Dans un contexte de compétition intense, la Finlande estime qu’elle a un rôle à jouer dans ce domaine. Selon le rapport, le pays, petit acteur dans le secteur spatial, peut accéder « à la compétitivité et à la continuité d’un système plus large » que le programme spatial européen favorise (Rapport Finland 2025). Au final, la Finlande juge que ses relations dans le domaine spatial avec l’UE et les États-Unis doivent lui permettre d’atteindre son objectif « d’exploitation pacifique et durable de la région arctique ». D’ici 2022, l’industrie spatiale finlandaise a pour ambition d’atteindre un volume d’activités de 600 millions d’euros.

Lancement avec succès de la fusée Spider-2 depuis la région arctique (Suède)

Dans le cadre du programme spatial suédois (soutenu par la Swedish Space Corporation), le lancement de la fusée Spider-2, le 20 février 2020, a été un succès. L’objectif est d’étudier et analyser le phénomène des aurores boréales.

Le 20 février, la fusée Spider-2 a été propulsée depuis l’Arctique suédois après des semaines d’attente pour obtenir les conditions météorologiques optimales.
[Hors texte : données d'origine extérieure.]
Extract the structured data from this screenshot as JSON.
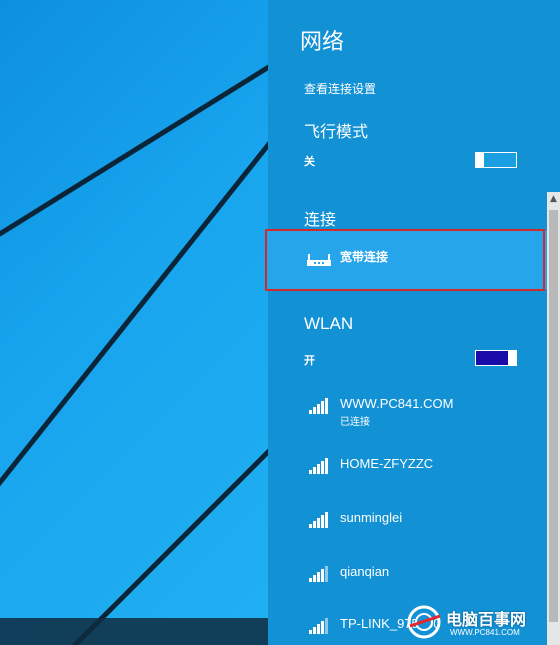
{
  "network_panel": {
    "title": "网络",
    "view_settings_link": "查看连接设置",
    "airplane_mode": {
      "title": "飞行模式",
      "state_label": "关",
      "enabled": false
    },
    "connections": {
      "title": "连接",
      "items": [
        {
          "label": "宽带连接",
          "highlighted": true
        }
      ]
    },
    "wlan": {
      "title": "WLAN",
      "state_label": "开",
      "enabled": true,
      "networks": [
        {
          "name": "WWW.PC841.COM",
          "status": "已连接",
          "signal_bars": 5
        },
        {
          "name": "HOME-ZFYZZC",
          "status": "",
          "signal_bars": 5
        },
        {
          "name": "sunminglei",
          "status": "",
          "signal_bars": 5
        },
        {
          "name": "qianqian",
          "status": "",
          "signal_bars": 4
        },
        {
          "name": "TP-LINK_975050",
          "status": "",
          "signal_bars": 4
        }
      ]
    }
  },
  "watermark": {
    "site_name": "电脑百事网",
    "url": "WWW.PC841.COM"
  },
  "colors": {
    "panel_bg": "#1292d5",
    "highlight_bg": "#26a5ea",
    "highlight_outline": "#d32a2a",
    "toggle_on": "#1a0aa8"
  },
  "icons": {
    "broadband": "router-icon",
    "wifi": "wifi-signal-icon",
    "scroll_up": "chevron-up-icon"
  }
}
La fusée a été lancée avec succès à environ 120 kilomètres au-dessus de la ville de Kiruna.

L’objectif de ce lancement est l’étude et l’analyse des aurores boréales avec l’apport de 12 unités de mesures qui ont été libérées par la fusée dans la haute atmosphère. Le programme est financé par la Swedish Space Corporation (SSC) sous la direction de scientifiques suédois et allemands (RCINET, 24 février 2020).